Microorganisms play essential roles in agricultural systems, and their abundance, diversity and activity can be influenced by management practices. Crop rotational diversity is known to influence both soil microorganisms and crop productivity, yet the specific contributions of microorganisms to rotational benefits are unknown. To facilitate monitoring soil biological processes that support vigorous and high yielding crops, we studied maize (Zea mays L.) and soybean (Glycine max L.), and their associated microorganisms within a two-year maize-soybean rotation and within four-year crop rotations with varying crop sequences. We hypothesized that rhizosphere microbial communities are strong predictors of crop productivity contingent on rotational diversity and previous crop legacy. Sampling at seedling and flowering stages, we assessed rhizosphere bacterial and fungal communities, soil and plant tissue nutrients, aboveground biomass, and yield. Rhizosphere communities varied with rotational diversity and previous crop legacy. Concurrently, maize and soybean yield and biomass were approximately 15–25% larger in more diverse rotations and with different crop legacies, but there were no crop rotational effects on tissue or soil nutrients. Yield differences across rotational diversity or previous crop legacy were better predicted when microbial communities were considered. Fungal communities predicted lower maize seedlings biomass when following soybean, and lower soybean seedling biomass when following maize, independent of rotational diversity. Further, for maize, fungal communities predicted lower maize yield in the maize-soybean rotation, while in the four-year diverse rotations, bacterial communities predicted maize recovery from a soybean legacy by flowering. These results suggest that benefits of four-year rotations in maize and soybean production are driven by changes in plant pathogenic communities.

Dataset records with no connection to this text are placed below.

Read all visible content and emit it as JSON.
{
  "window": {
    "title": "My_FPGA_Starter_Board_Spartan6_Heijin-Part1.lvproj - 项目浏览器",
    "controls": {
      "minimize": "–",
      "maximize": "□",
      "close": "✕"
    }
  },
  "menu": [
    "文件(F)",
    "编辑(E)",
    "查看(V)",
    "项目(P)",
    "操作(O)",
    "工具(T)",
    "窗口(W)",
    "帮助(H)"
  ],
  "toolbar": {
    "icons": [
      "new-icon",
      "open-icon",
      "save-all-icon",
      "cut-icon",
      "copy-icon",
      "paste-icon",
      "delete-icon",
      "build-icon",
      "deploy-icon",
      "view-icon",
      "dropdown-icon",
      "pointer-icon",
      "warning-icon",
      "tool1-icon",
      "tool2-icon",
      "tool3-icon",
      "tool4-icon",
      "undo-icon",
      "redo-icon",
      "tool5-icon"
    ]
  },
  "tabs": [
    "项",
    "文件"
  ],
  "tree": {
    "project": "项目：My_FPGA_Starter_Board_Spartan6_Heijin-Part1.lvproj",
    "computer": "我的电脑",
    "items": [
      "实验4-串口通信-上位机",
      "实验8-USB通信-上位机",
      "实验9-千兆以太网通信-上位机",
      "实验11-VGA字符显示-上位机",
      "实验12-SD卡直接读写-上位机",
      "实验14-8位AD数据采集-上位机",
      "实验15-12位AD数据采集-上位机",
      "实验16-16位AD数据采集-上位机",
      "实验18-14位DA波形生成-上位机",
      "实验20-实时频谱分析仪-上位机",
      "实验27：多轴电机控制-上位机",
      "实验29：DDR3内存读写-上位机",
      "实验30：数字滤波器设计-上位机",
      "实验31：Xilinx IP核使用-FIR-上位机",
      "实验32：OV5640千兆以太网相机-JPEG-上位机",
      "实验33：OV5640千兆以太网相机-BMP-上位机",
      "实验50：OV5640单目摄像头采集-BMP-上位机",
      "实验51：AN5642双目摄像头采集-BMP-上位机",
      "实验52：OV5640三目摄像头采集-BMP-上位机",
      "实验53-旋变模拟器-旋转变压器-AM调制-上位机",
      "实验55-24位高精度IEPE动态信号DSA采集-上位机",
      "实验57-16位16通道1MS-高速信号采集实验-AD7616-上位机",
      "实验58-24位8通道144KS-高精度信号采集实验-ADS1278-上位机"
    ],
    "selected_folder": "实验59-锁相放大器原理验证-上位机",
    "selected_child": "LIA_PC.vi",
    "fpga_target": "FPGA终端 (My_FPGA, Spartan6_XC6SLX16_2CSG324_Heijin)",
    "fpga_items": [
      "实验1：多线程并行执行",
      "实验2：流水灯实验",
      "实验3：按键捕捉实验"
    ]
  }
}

微生物在农业系统中起着至关重要的作用，其丰度，多样性和活动可能会受到管理实践的影响。已知农作物轮作多样性会影响土壤微生物和农作物生产力，但微生物对轮作效益的具体贡献尚不清楚。为了便于监测支持有力和高产作物的土壤生物学过程，我们研究了玉米（Zea mays L.）和大豆（Glycine max）。L.）及其相关微生物，在两年的玉米-大豆轮作中和四年的轮作中，具有不同的农作物序列。我们假设，根际微生物群落是作物生产力的有力预测指标，取决于轮作多样性和以前的作物遗产。在苗期和开花期取样，我们评估了根际细菌和真菌群落，土壤和植物组织养分，地上生物量以及产量。根际群落随着轮作的多样性和以前的农作物遗留而变化。同时，玉米和大豆的产量和生物量在更多样化的轮作中和具有不同的农作物遗留率的情况下大约增加15–25％，但没有农作物轮作对组织或土壤养分的影响。当考虑到微生物群落时，可以更好地预测轮作多样性或以前作物遗留的产量差异。真菌群落预测追随大豆时玉米幼苗生物量较低，追随玉米时大豆幼苗生物量较低，与轮作多样性无关。此外，对于玉米，真菌群落预测玉米-大豆轮作中玉米产量较低，而在四年的不同轮作中，细菌群落预测玉米通过开花从大豆遗留物中恢复。这些结果表明，玉米和大豆生产中每四年轮换的好处是由植物病原体群落的变化所驱动的。追随玉米时，较低的大豆幼苗生物量不受旋转多样性的影响。此外，对于玉米，真菌群落预测玉米-大豆轮作中玉米产量较低，而在四年的不同轮作中，细菌群落预测玉米通过开花从大豆遗留物中恢复。这些结果表明，玉米和大豆生产中每四年轮换的好处是由植物病原体群落的变化所驱动的。追随玉米时，较低的大豆幼苗生物量不受旋转多样性的影响。此外，对于玉米，真菌群落预测玉米-大豆轮作中玉米产量较低，而在四年的不同轮作中，细菌群落预测玉米通过开花从大豆遗留物中恢复。这些结果表明，玉米和大豆生产中每四年轮换的好处是由植物病原体群落的变化所驱动的。